As a spa consultant for over a decade, appointed International Coordinator of Global Wellness Day 2015, my quest is to learn techniques that help people become the best version of themselves and reach optimal health. Knowing that we spend one-third of our lives asleep, I wanted to conquer that portion of available time to work more, and if possible more efficiently.
My first AHA came years ago, when applying the sleep pattern technique. Back then, I would make sure that I adjusted my hours of sleep in blocks of 90 minutes, with an average of six hours per night (three hours being the minimum to be functional the following day). The trick is to make a mental image of the actual time when going to bed, and next to it, the desired wake-up time. More often than not, this system helps to naturally open your eyes a few minutes before the buzzing sound.
As the young managing director of a booming massage institute near the Champs-Elysees (Paris) in 2001-2004, I would stay at the office until 9 or 10 p.m., followed by evenings with my wife and some dinner parties. In Paris, is is customary to have dinner with friends after 9 p.m. So on a daily basis, I would switch off at midnight and wake up around 6 a.m. to stretch with some yoga asanas, and get to the office before the staff arrived.
During a training mission, the GM of a thermal spa in the Pyrenees told me that he was sleeping an average of 4.5 hours per night which helped him add 7.5 more hours of work to every week (about an extra day) to get through the paperwork and push projects forward, while the office was quiet in the morning.
Call me crazy, but this was another AHA moment for me. I adopted this technique for about five years, sleeping three cycles of 90 minutes Monday thru Friday, and then recovering on Saturdays and Sundays by sleeping nine hours straight (like a log). That was the time I adopted multi-tasking, working on up to seven files simultaneously. Although exhilarating to achieve so much every day, I admit, looking back, that it was physically and mentally draining. It had an impact on my concentration span, forcing me to switch from one activity to another, flipping through the tabs on my laptop, to always pike my interest and force myself to refocus.

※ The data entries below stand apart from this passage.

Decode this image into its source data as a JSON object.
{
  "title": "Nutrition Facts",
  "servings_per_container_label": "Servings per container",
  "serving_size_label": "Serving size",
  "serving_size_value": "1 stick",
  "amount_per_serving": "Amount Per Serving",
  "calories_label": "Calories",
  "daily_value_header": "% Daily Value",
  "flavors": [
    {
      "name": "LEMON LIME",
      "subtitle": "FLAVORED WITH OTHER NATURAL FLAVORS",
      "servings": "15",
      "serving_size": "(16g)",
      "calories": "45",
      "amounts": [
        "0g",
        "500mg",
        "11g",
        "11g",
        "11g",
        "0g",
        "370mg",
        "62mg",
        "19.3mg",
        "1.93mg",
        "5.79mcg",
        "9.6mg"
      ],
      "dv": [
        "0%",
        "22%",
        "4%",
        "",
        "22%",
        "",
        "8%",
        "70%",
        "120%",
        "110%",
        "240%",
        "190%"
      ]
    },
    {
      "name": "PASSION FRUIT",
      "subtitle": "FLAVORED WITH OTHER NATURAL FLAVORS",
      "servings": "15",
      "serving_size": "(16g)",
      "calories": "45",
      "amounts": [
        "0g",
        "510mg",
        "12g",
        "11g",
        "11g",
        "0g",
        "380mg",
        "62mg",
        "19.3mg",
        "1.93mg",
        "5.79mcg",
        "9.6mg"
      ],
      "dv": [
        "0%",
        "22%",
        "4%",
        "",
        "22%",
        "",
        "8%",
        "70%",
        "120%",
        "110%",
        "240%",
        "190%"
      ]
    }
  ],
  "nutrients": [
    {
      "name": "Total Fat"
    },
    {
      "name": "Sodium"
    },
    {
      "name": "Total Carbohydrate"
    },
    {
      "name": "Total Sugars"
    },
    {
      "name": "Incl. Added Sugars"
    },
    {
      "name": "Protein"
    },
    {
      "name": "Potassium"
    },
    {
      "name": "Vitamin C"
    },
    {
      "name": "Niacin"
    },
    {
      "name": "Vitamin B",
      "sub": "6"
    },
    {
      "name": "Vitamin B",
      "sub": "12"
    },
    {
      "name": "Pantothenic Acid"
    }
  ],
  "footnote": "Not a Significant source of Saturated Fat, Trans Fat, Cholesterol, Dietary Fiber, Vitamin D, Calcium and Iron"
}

Especially weary on Thursdays and Fridays, I noticed that I was getting hooked on adrenaline and cortisol to stay awake and alert. It even got to a point when I would regularly lose my voice because of recurring throat inflammations. My body was telling me to switch from "fight or flight" to "rest and reflect," but instead of slowing down, I would rush to the throat doctor for a prescription of antibiotics and cortisol. That would give my body the extra kick to get through my never-ending to-do list. That's when I should have realized that the pressure I was experiencing was mainly self-induced (or self-inflicted), rather than generated by others. But I admit that what people call "a good job" is for me falling short of a "great job." Clearly not a healthy lifestyle, especially for someone working at a spa, but this ever-morphing industry calls for constant innovations to stay ahead and create perceived value, both for clients and staff!
Back then, I used the power napping technique (a self-guided relaxation and meditation) to induce a state of deep restorative sleep within a window of 7 to 14 minutes. It helped for a while, but it really was my wife who switched on the alarm signal, and encouraged me to stop being pedal-to-metal ALL the time, and to grant myself times to slow down, rest, count my blessings and enjoy family life seeing my two daughters grow up. For this AHA moment, I shall ever be thankful.
But having the behavioral pattern of a plough horse, I always push myself and want to be as accessible as possible to clients and colleagues: "Always ON, never OFF" as I used to say. Consequently, my iPhone was always at reach, to respond to messages and emails until late. I would sleep with my phone on the bedside table, waking up to its vibrations.
When realizing that sleep is actually NOT a wasted moment, as the glial cells in the brain need time to flush the toxins and wastes produced by the neuronal activity the day before, and start with a fresh mind the next morning, I granted myself about 7.5 hours of sleep every night. The key is not about working more, but more efficiently. This is especially true to develop a more creative brain.
My most recent AHA moment was when taking the Thrive workshop facilitated by Agapi Stassinopoulos at the Global Wellness Summit in Mexico City (November 2015). As she was addressing the importance of sleep, she asked if anyone was sleeping with his or her phone. As I raised my hand, she gazed deeply into my eyes and said "STOP! Promise me, and promise everyone in this room, that from this night on, you will put your phone in another room and treat yourself with a better sleep!" With her greek charisma and enchanting personality, I do not know if anyone ever said NO to Agapi, and in front of the entire audience I did not dare to say NO, so I promised to try...
I must admit that ever since, my phone has been sleeping in the bathroom, on airplane mode, placed over a special "sleeping bag" for cell phones that I got during my stay at Rancho La Puerta (see photo attached). Not only do I feel that my sleep is deeper and more restorative, but to my astonishment, I get to dream much more and remember dreams better in the morning, which is HUGE for me, as for years, I could not remember any of my dreams.
I am immensely grateful to Agapi for encouraging me to have better nights without my cell phone nearby and for all the many advice that she gave during the THRIVE workshop. As you read these lines, I highly encourage you to also give a try to this Aha! Thrive moment!